En définitive, c'est en soumettant les différentes formes de réalisme à la question de la distinction qu'Ockham pointe leur absurdité. Aucune n'est en effet capable d'expliquer comment plusieurs singuliers peuvent avoir une nature commune sans violer le principe de non-contradiction. Quelque soit la méthode, que l'on distingue l'universel du singulier réellement (réalisme grossier), en raison (réalisme modéré) ou formellement (réalisme subtil), l'aporie est la même. On comprend mieux que la tradition puisse parler de la méthode de déconstruction de tout réalisme par le venerabilis inceptor comme du « rasoir d'Ockham ». Cette expression renvoie à son axiome méthodologique clef, le principe d'économie1, selon lequel « on ne doit jamais multiplier les êtres sans nécessité » :

« pluritas numquamest ponenda sine necessitate2 ».

L'idée sous-jacente est la suivante :

« Recourir à l'universel pour expliquer l'individuel a pour seul effet de dédoubler artificiellement les êtres, sans expliquer quoi que ce soit. Il s'ensuit que tous les principes qui ne sont pas nécessaires à

l'explication d'une chose sont superflus et doivent être rejetés3 ».

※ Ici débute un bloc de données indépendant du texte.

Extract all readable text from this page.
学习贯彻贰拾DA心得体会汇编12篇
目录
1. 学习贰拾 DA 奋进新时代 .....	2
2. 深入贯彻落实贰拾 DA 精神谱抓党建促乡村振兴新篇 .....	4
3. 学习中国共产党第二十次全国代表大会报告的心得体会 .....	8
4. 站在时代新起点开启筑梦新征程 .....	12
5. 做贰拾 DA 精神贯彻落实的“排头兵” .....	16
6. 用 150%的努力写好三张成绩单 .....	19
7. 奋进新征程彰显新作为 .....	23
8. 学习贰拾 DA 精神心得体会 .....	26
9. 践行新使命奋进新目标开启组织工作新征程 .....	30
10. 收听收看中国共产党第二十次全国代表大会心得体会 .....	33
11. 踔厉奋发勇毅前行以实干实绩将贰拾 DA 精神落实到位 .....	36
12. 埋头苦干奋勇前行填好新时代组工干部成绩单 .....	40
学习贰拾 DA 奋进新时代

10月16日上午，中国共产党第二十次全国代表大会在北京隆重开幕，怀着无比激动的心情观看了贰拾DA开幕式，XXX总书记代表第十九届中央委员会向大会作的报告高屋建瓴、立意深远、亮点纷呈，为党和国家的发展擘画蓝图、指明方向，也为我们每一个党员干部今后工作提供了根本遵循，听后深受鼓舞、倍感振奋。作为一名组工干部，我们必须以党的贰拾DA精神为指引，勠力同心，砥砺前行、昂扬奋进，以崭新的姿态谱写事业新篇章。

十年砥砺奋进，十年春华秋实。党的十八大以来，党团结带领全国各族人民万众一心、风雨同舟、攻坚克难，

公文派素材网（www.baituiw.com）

Le principe d'économie va de pair avec l'analyse du langage, notamment de la suppositio. Il est la conséquence métaphysique de la sémiotique ockhamienne, dans un même refus de la réification des abstractions et de la multiplication des entités consécutives aux projections dans l'être des catégories du langage. Encore faut-il justifier cette correspondance. L'enjeu est de taille puisqu'en fondant cet axiome, il nous serait possible d'évaluer la pertinence de la substance ockhamienne. Nous savons à présent que l'universel n'est pas la substance des choses, mais nous sommes encore dans l'ignorance de ce qu'elle est. Ockham donne-t-il une définition positive de ce qu'est la substance ?

Une fois de plus, c'est la théorie de la signification qui éclaire. Nous avons vu que l'universel n'est pas substance pour la simple raison qu'il n'existe pas réellement, qu'il est une intentio animae. La substance est par conséquent nécessairement singulière :

« Il faut savoir qu'aucun universel n'existe en dehors de l'âme réellement dans les substances individuelles, ni ne fait partie de la substance ou de l'essence de celle-ci 4 ».

1 Paradoxalement, c'est à Duns Scot qu'André de Muralt attribue, citation à l'appui, le premier usage systématique de ce principe. Cf. L'enjeu de la philosophie médiévale, p. 74.

2 Pour précisions, cf. Pierre Alféri, op. cit., p. 106 note 155.

3 Peter Kunzmann, Franz Burkard et Franz Wiedmann, Atlas de la philosophie, Paris, Le livre de poche, 1993, p. 89.

4 Commentaire sur le livre des prédicables de Porphyre, op. cit., chap. I, § 2.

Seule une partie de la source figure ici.